PCD is primarily caused by extensive venous thrombosis involving the deep, superficial, and collateral veins [2,3]. It typically affects the lower extremities, although cases involving the upper extremities have also been reported. The condition manifests as acute, severe limb pain, swelling, cyanosis, and compromised arterial blood flow. If left untreated, PCD can progress rapidly, leading to tissue necrosis, gangrene, and, ultimately, limb loss.
While PCD is commonly associated with deep vein thrombosis (DVT) and pulmonary embolism (PE), its occurrence following the administration of the Depo-Provera shot, a widely used contraceptive hormone injection, is a rarely reported phenomenon [1,3,4]. Depo-Provera, containing medroxyprogesterone acetate, is a progestin-only contraceptive method widely used due to its convenience and long-lasting effect [1,2]. Understanding and recognizing the potential association between Depo-Provera use and the development of PCD is crucial to ensuring early diagnosis, appropriate management, and prevention of severe complications.

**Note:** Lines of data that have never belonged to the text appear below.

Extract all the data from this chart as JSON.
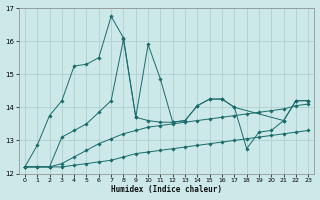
{
  "title": "",
  "xlabel": "Humidex (Indice chaleur)",
  "xlim": [
    -0.5,
    23.5
  ],
  "ylim": [
    12,
    17
  ],
  "yticks": [
    12,
    13,
    14,
    15,
    16,
    17
  ],
  "xticks": [
    0,
    1,
    2,
    3,
    4,
    5,
    6,
    7,
    8,
    9,
    10,
    11,
    12,
    13,
    14,
    15,
    16,
    17,
    18,
    19,
    20,
    21,
    22,
    23
  ],
  "bg_color": "#cce8e8",
  "grid_color": "#aacccc",
  "line_color": "#1a6b6b",
  "series": [
    {
      "x": [
        0,
        1,
        2,
        3,
        4,
        5,
        6,
        7,
        8,
        9,
        10,
        11,
        12,
        13,
        14,
        15,
        16,
        17,
        18,
        19,
        20,
        21,
        22,
        23
      ],
      "y": [
        12.2,
        12.2,
        12.2,
        12.2,
        12.25,
        12.3,
        12.35,
        12.4,
        12.5,
        12.6,
        12.65,
        12.7,
        12.75,
        12.8,
        12.85,
        12.9,
        12.95,
        13.0,
        13.05,
        13.1,
        13.15,
        13.2,
        13.25,
        13.3
      ]
    },
    {
      "x": [
        0,
        1,
        2,
        3,
        4,
        5,
        6,
        7,
        8,
        9,
        10,
        11,
        12,
        13,
        14,
        15,
        16,
        17,
        18,
        19,
        20,
        21,
        22,
        23
      ],
      "y": [
        12.2,
        12.2,
        12.2,
        12.3,
        12.5,
        12.7,
        12.9,
        13.05,
        13.2,
        13.3,
        13.4,
        13.45,
        13.5,
        13.55,
        13.6,
        13.65,
        13.7,
        13.75,
        13.8,
        13.85,
        13.9,
        13.95,
        14.05,
        14.1
      ]
    },
    {
      "x": [
        0,
        2,
        3,
        4,
        5,
        6,
        7,
        8,
        9,
        10,
        11,
        12,
        13,
        14,
        15,
        16,
        17,
        18,
        19,
        20,
        21,
        22,
        23
      ],
      "y": [
        12.2,
        12.2,
        13.1,
        13.3,
        13.5,
        13.85,
        14.2,
        16.05,
        13.7,
        13.6,
        13.55,
        13.55,
        13.6,
        14.05,
        14.25,
        14.25,
        14.0,
        12.75,
        13.25,
        13.3,
        13.6,
        14.2,
        14.2
      ]
    },
    {
      "x": [
        0,
        1,
        2,
        3,
        4,
        5,
        6,
        7,
        8,
        9,
        10,
        11,
        12,
        13,
        14,
        15,
        16,
        17,
        21,
        22,
        23
      ],
      "y": [
        12.2,
        12.85,
        13.75,
        14.2,
        15.25,
        15.3,
        15.5,
        16.75,
        16.1,
        13.7,
        15.9,
        14.85,
        13.55,
        13.6,
        14.05,
        14.25,
        14.25,
        14.0,
        13.6,
        14.2,
        14.2
      ]
    }
  ]
}
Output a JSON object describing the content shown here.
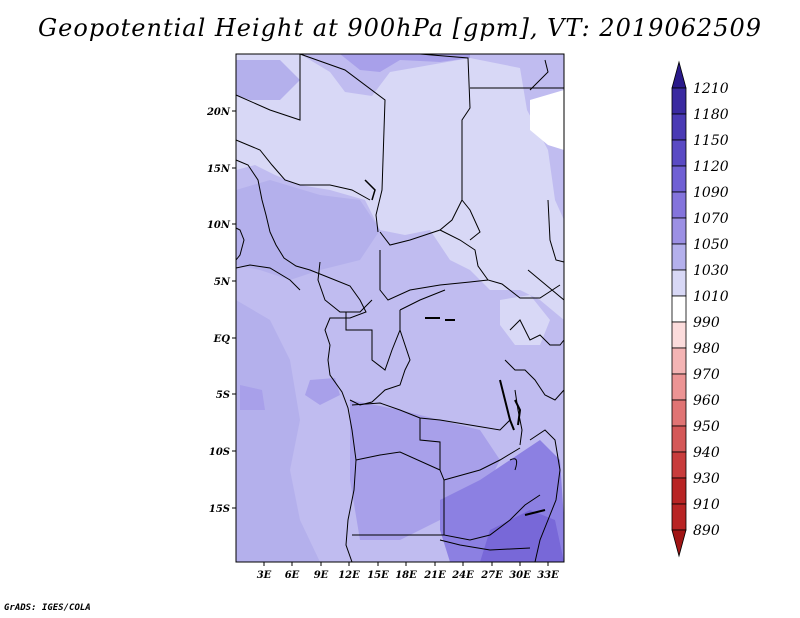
{
  "title": "Geopotential Height at 900hPa [gpm], VT: 2019062509",
  "credit": "GrADS: IGES/COLA",
  "lat_labels": [
    "20N",
    "15N",
    "10N",
    "5N",
    "EQ",
    "5S",
    "10S",
    "15S"
  ],
  "lon_labels": [
    "3E",
    "6E",
    "9E",
    "12E",
    "15E",
    "18E",
    "21E",
    "24E",
    "27E",
    "30E",
    "33E"
  ],
  "colorbar": {
    "levels": [
      "1210",
      "1180",
      "1150",
      "1120",
      "1090",
      "1070",
      "1050",
      "1030",
      "1010",
      "990",
      "980",
      "970",
      "960",
      "950",
      "940",
      "930",
      "910",
      "890"
    ],
    "colors": [
      "#2a1a8a",
      "#3a2aa0",
      "#4a3ab4",
      "#5a4ac4",
      "#7060d4",
      "#8474dc",
      "#9c90e4",
      "#b4b0ec",
      "#d8d8f6",
      "#ffffff",
      "#fcdcdc",
      "#f4b4b4",
      "#ec9494",
      "#e07474",
      "#d45858",
      "#c83c3c",
      "#b82424",
      "#a01414"
    ]
  },
  "map": {
    "lon_range": [
      0,
      34.5
    ],
    "lat_range": [
      -19.5,
      24.5
    ],
    "shading_colors": {
      "light_1010": "#d8d8f6",
      "mid_1030": "#c0bcf0",
      "mid_1050": "#a8a0ea",
      "deep_1070": "#8c80e2",
      "white_990": "#ffffff"
    }
  }
}
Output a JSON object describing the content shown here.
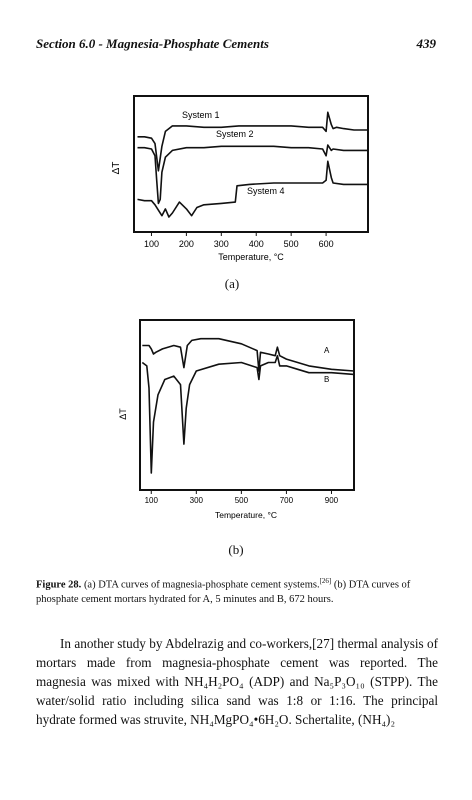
{
  "header": {
    "section": "Section 6.0 - Magnesia-Phosphate Cements",
    "page_number": "439"
  },
  "figures": {
    "a": {
      "sublabel": "(a)",
      "ylabel": "ΔT",
      "xlabel": "Temperature, °C",
      "xticks": [
        "100",
        "200",
        "300",
        "400",
        "500",
        "600"
      ],
      "series_labels": [
        "System 1",
        "System 2",
        "System 4"
      ]
    },
    "b": {
      "sublabel": "(b)",
      "ylabel": "ΔT",
      "xlabel": "Temperature, °C",
      "xticks": [
        "100",
        "300",
        "500",
        "700",
        "900"
      ],
      "series_labels": [
        "A",
        "B"
      ]
    }
  },
  "caption": {
    "label": "Figure 28.",
    "text_1": "(a) DTA curves of magnesia-phosphate cement systems.",
    "ref_1": "[26]",
    "text_2": "(b) DTA curves of phosphate cement mortars hydrated for A, 5 minutes and B, 672 hours."
  },
  "body": {
    "paragraph": "In another study by Abdelrazig and co-workers,[27] thermal analysis of mortars made from magnesia-phosphate cement was reported. The magnesia was mixed with NH₄H₂PO₄ (ADP) and Na₅P₃O₁₀ (STPP). The water/solid ratio including silica sand was 1:8 or 1:16. The principal hydrate formed was struvite, NH₄MgPO₄•6H₂O. Schertalite, (NH₄)₂"
  },
  "chart_data": [
    {
      "type": "line",
      "title": "",
      "xlabel": "Temperature, °C",
      "ylabel": "ΔT",
      "xlim": [
        50,
        720
      ],
      "grid": false,
      "series": [
        {
          "name": "System 1",
          "x": [
            60,
            80,
            100,
            110,
            120,
            130,
            140,
            160,
            200,
            250,
            300,
            350,
            400,
            450,
            500,
            550,
            590,
            600,
            605,
            615,
            620,
            630,
            650,
            680,
            720
          ],
          "y": [
            7.0,
            7.0,
            6.9,
            6.5,
            4.5,
            6.3,
            7.4,
            7.8,
            7.8,
            7.7,
            7.7,
            7.8,
            7.8,
            7.8,
            7.8,
            7.7,
            7.7,
            7.4,
            8.8,
            7.9,
            7.6,
            7.7,
            7.6,
            7.5,
            7.5
          ]
        },
        {
          "name": "System 2",
          "x": [
            60,
            80,
            100,
            110,
            115,
            120,
            125,
            130,
            140,
            160,
            200,
            250,
            300,
            350,
            400,
            450,
            500,
            550,
            590,
            600,
            605,
            615,
            620,
            650,
            720
          ],
          "y": [
            6.2,
            6.2,
            6.1,
            5.6,
            3.8,
            2.1,
            2.4,
            4.4,
            5.5,
            6.0,
            6.2,
            6.2,
            6.3,
            6.3,
            6.3,
            6.3,
            6.2,
            6.2,
            6.1,
            5.6,
            6.4,
            6.0,
            6.1,
            6.0,
            6.0
          ]
        },
        {
          "name": "System 4",
          "x": [
            60,
            80,
            100,
            110,
            120,
            130,
            140,
            150,
            160,
            180,
            200,
            215,
            230,
            250,
            300,
            340,
            345,
            380,
            450,
            500,
            550,
            590,
            600,
            605,
            615,
            620,
            650,
            720
          ],
          "y": [
            2.4,
            2.3,
            2.3,
            2.0,
            1.6,
            1.2,
            1.7,
            1.1,
            1.4,
            2.2,
            1.7,
            1.2,
            1.8,
            2.0,
            2.1,
            2.2,
            3.4,
            3.5,
            3.6,
            3.6,
            3.6,
            3.6,
            3.8,
            5.2,
            4.0,
            3.6,
            3.5,
            3.5
          ]
        }
      ]
    },
    {
      "type": "line",
      "title": "",
      "xlabel": "Temperature, °C",
      "ylabel": "ΔT",
      "xlim": [
        50,
        1000
      ],
      "grid": false,
      "series": [
        {
          "name": "A",
          "x": [
            60,
            90,
            100,
            110,
            120,
            150,
            200,
            230,
            245,
            260,
            280,
            320,
            400,
            500,
            570,
            578,
            585,
            620,
            650,
            660,
            670,
            700,
            750,
            800,
            900,
            1000
          ],
          "y": [
            8.5,
            8.5,
            8.3,
            8.0,
            8.1,
            8.3,
            8.5,
            8.4,
            7.2,
            8.5,
            8.8,
            8.9,
            8.9,
            8.6,
            8.2,
            7.0,
            8.1,
            8.0,
            7.9,
            8.4,
            7.9,
            7.7,
            7.5,
            7.3,
            7.1,
            7.0
          ]
        },
        {
          "name": "B",
          "x": [
            60,
            80,
            90,
            100,
            110,
            130,
            160,
            200,
            230,
            245,
            255,
            270,
            300,
            400,
            500,
            570,
            578,
            585,
            620,
            650,
            660,
            670,
            700,
            750,
            800,
            900,
            1000
          ],
          "y": [
            7.5,
            7.3,
            6.0,
            1.0,
            4.0,
            5.6,
            6.5,
            6.7,
            6.2,
            2.7,
            4.8,
            6.2,
            7.0,
            7.4,
            7.5,
            7.2,
            6.5,
            7.3,
            7.5,
            7.5,
            7.9,
            7.3,
            7.3,
            7.1,
            6.9,
            6.9,
            6.8
          ]
        }
      ]
    }
  ]
}
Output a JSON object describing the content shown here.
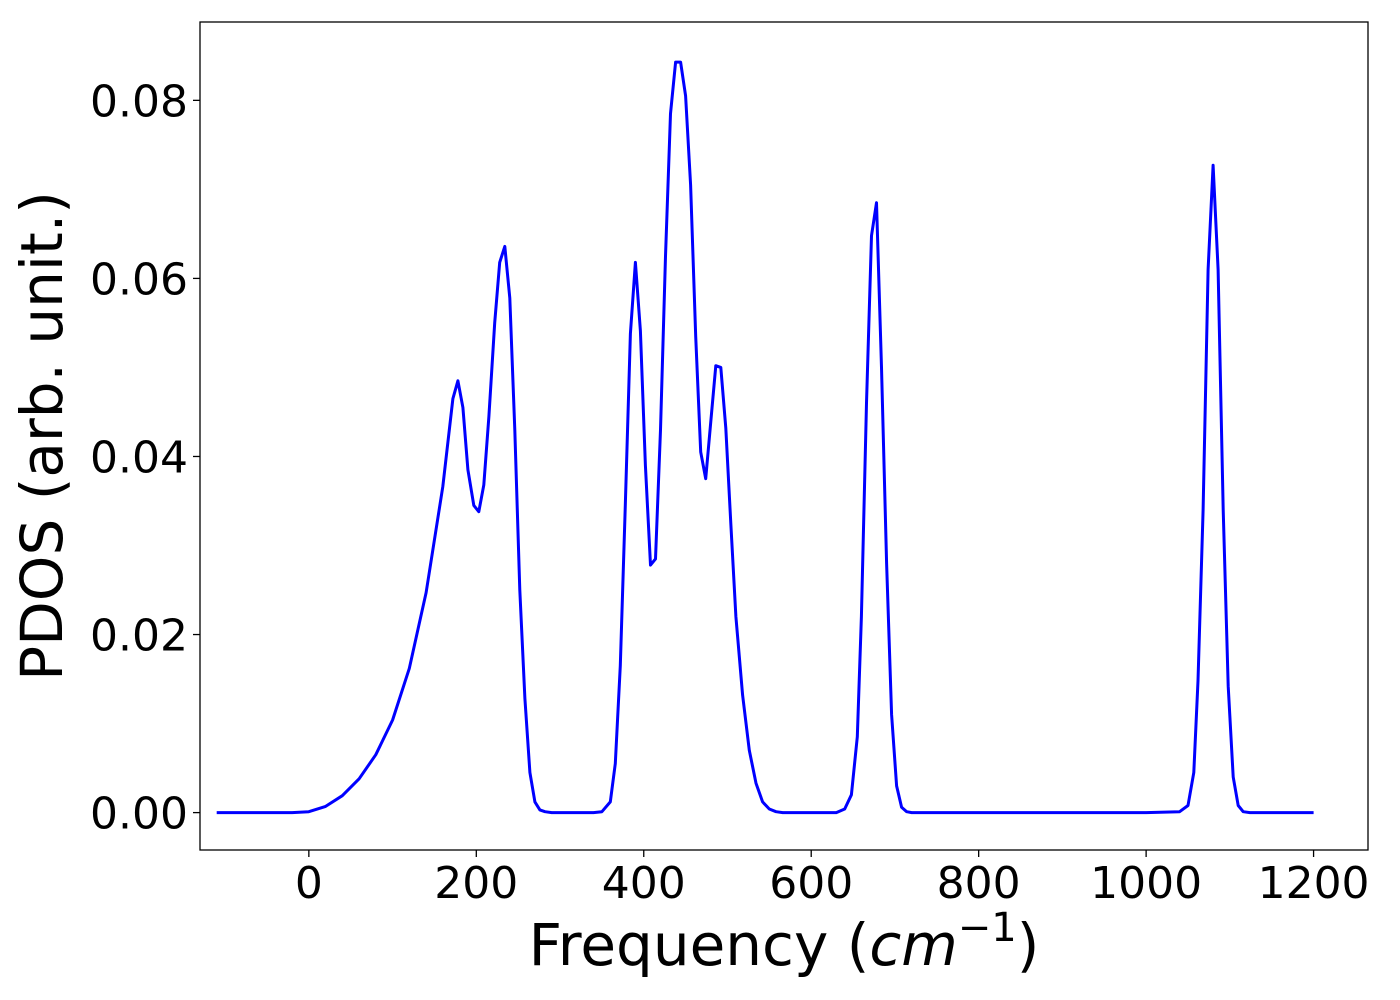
{
  "chart_data": {
    "type": "line",
    "title": "",
    "xlabel": {
      "prefix": "Frequency (",
      "var": "cm",
      "sup": "−1",
      "suffix": ")"
    },
    "ylabel": "PDOS (arb. unit.)",
    "xlim": [
      -130,
      1265
    ],
    "ylim": [
      -0.0042,
      0.0888
    ],
    "x_ticks": [
      0,
      200,
      400,
      600,
      800,
      1000,
      1200
    ],
    "x_tick_labels": [
      "0",
      "200",
      "400",
      "600",
      "800",
      "1000",
      "1200"
    ],
    "y_ticks": [
      0.0,
      0.02,
      0.04,
      0.06,
      0.08
    ],
    "y_tick_labels": [
      "0.00",
      "0.02",
      "0.04",
      "0.06",
      "0.08"
    ],
    "grid": false,
    "legend": "none",
    "series": [
      {
        "color": "#0000ff",
        "x": [
          -110,
          -80,
          -50,
          -20,
          0,
          20,
          40,
          60,
          80,
          100,
          120,
          140,
          160,
          172,
          178,
          184,
          190,
          197,
          203,
          209,
          215,
          222,
          228,
          234,
          240,
          246,
          252,
          258,
          264,
          270,
          276,
          282,
          290,
          300,
          320,
          340,
          350,
          360,
          366,
          372,
          378,
          384,
          390,
          396,
          402,
          408,
          414,
          420,
          426,
          432,
          438,
          444,
          450,
          456,
          462,
          468,
          474,
          480,
          486,
          492,
          498,
          504,
          510,
          518,
          526,
          534,
          542,
          550,
          558,
          566,
          574,
          590,
          610,
          630,
          640,
          648,
          655,
          660,
          666,
          672,
          678,
          684,
          690,
          696,
          702,
          708,
          714,
          720,
          730,
          760,
          800,
          900,
          1000,
          1040,
          1050,
          1057,
          1062,
          1068,
          1074,
          1080,
          1086,
          1092,
          1098,
          1104,
          1110,
          1116,
          1124,
          1140,
          1170,
          1200
        ],
        "y": [
          0.0,
          0.0,
          0.0,
          0.0,
          0.0001,
          0.0007,
          0.0019,
          0.0038,
          0.0065,
          0.0104,
          0.0162,
          0.0247,
          0.0366,
          0.0465,
          0.0485,
          0.0455,
          0.0385,
          0.0345,
          0.0338,
          0.0368,
          0.0445,
          0.055,
          0.0618,
          0.0636,
          0.0578,
          0.043,
          0.025,
          0.0128,
          0.0045,
          0.0012,
          0.0003,
          0.0001,
          0.0,
          0.0,
          0.0,
          0.0,
          0.0001,
          0.0012,
          0.0055,
          0.0165,
          0.0345,
          0.0538,
          0.0618,
          0.0541,
          0.039,
          0.0278,
          0.0285,
          0.043,
          0.0625,
          0.0785,
          0.0843,
          0.0843,
          0.0805,
          0.0705,
          0.0535,
          0.0405,
          0.0375,
          0.0438,
          0.0502,
          0.05,
          0.0432,
          0.0325,
          0.022,
          0.0132,
          0.007,
          0.0033,
          0.0012,
          0.0004,
          0.0001,
          0.0,
          0.0,
          0.0,
          0.0,
          0.0,
          0.0004,
          0.002,
          0.0085,
          0.022,
          0.046,
          0.0648,
          0.0685,
          0.05,
          0.028,
          0.011,
          0.003,
          0.0006,
          0.0001,
          0.0,
          0.0,
          0.0,
          0.0,
          0.0,
          0.0,
          0.0001,
          0.0008,
          0.0045,
          0.0148,
          0.034,
          0.061,
          0.0727,
          0.061,
          0.034,
          0.0142,
          0.004,
          0.0008,
          0.0001,
          0.0,
          0.0,
          0.0,
          0.0
        ]
      }
    ]
  }
}
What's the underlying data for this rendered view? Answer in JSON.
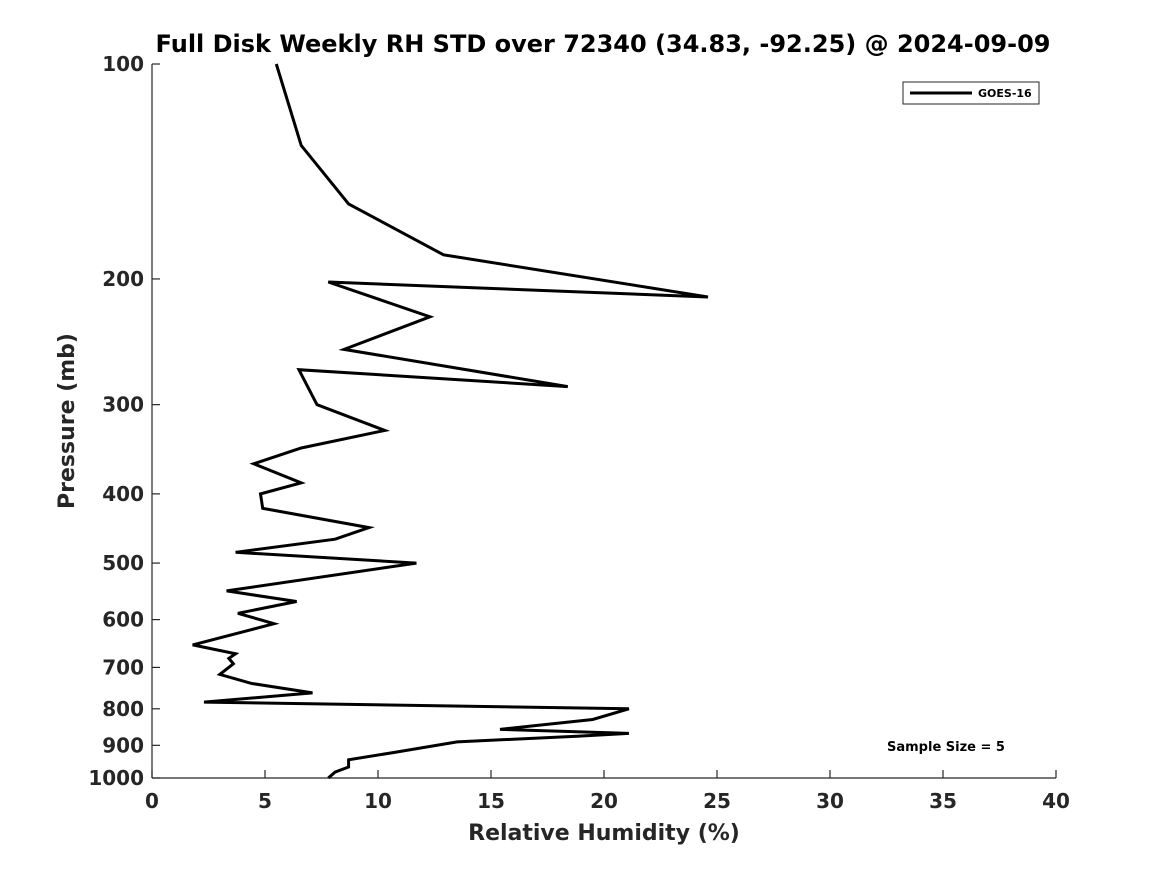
{
  "chart_data": {
    "type": "line",
    "title": "Full Disk Weekly RH STD over 72340 (34.83, -92.25) @ 2024-09-09",
    "xlabel": "Relative Humidity (%)",
    "ylabel": "Pressure (mb)",
    "xlim": [
      0,
      40
    ],
    "ylim": [
      100,
      1000
    ],
    "y_scale": "log",
    "y_reversed": true,
    "xticks": [
      0,
      5,
      10,
      15,
      20,
      25,
      30,
      35,
      40
    ],
    "yticks": [
      100,
      200,
      300,
      400,
      500,
      600,
      700,
      800,
      900,
      1000
    ],
    "grid": false,
    "legend_position": "top-right",
    "annotation": "Sample Size = 5",
    "series": [
      {
        "name": "GOES-16",
        "color": "#000000",
        "x": [
          5.5,
          6.6,
          8.7,
          12.9,
          24.6,
          7.8,
          12.3,
          8.5,
          18.4,
          6.5,
          7.3,
          10.3,
          6.6,
          4.5,
          6.6,
          4.8,
          4.9,
          9.6,
          8.1,
          3.7,
          11.7,
          3.3,
          6.4,
          3.8,
          5.4,
          4.2,
          1.8,
          3.7,
          3.4,
          3.6,
          3.0,
          4.4,
          7.1,
          2.3,
          21.1,
          19.5,
          15.4,
          21.1,
          18.8,
          13.5,
          10.7,
          8.7,
          8.7,
          8.1,
          7.8
        ],
        "y": [
          100,
          130,
          157,
          185,
          212,
          202,
          226,
          251,
          283,
          268,
          300,
          326,
          345,
          363,
          386,
          400,
          419,
          446,
          463,
          483,
          500,
          547,
          566,
          588,
          608,
          622,
          651,
          670,
          680,
          692,
          716,
          737,
          760,
          783,
          800,
          828,
          855,
          866,
          874,
          890,
          921,
          943,
          965,
          981,
          1000
        ]
      }
    ]
  }
}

In this case report, we present a unique case of a 21-year-old female patient with no pertinent past medical history who developed PCD shortly after receiving a Depo-Provera shot.
Case presentation
A 21-year-old female patient with no significant past medical history or family history of clotting disorders presented to the emergency department (ED) with complaints of lower extremity numbness, pain, and swelling. She reported feeling short of breath for the past week and had been immobile due to back pain, severe lower extremity pain, and edema. The night she presented to the ED, she experienced a sudden onset of shaking chills and severe leg and abdominal pain, more intense than the day prior. The patient denied fever, palpitations, nausea, vomiting, and diarrhea. She had no history of blood clots, recent surgery, recent travel, coronary artery disease, or tobacco use. However, she reported smoking marijuana seven times a week and had received a Depo-Provera shot for birth control approximately a month before her presentation.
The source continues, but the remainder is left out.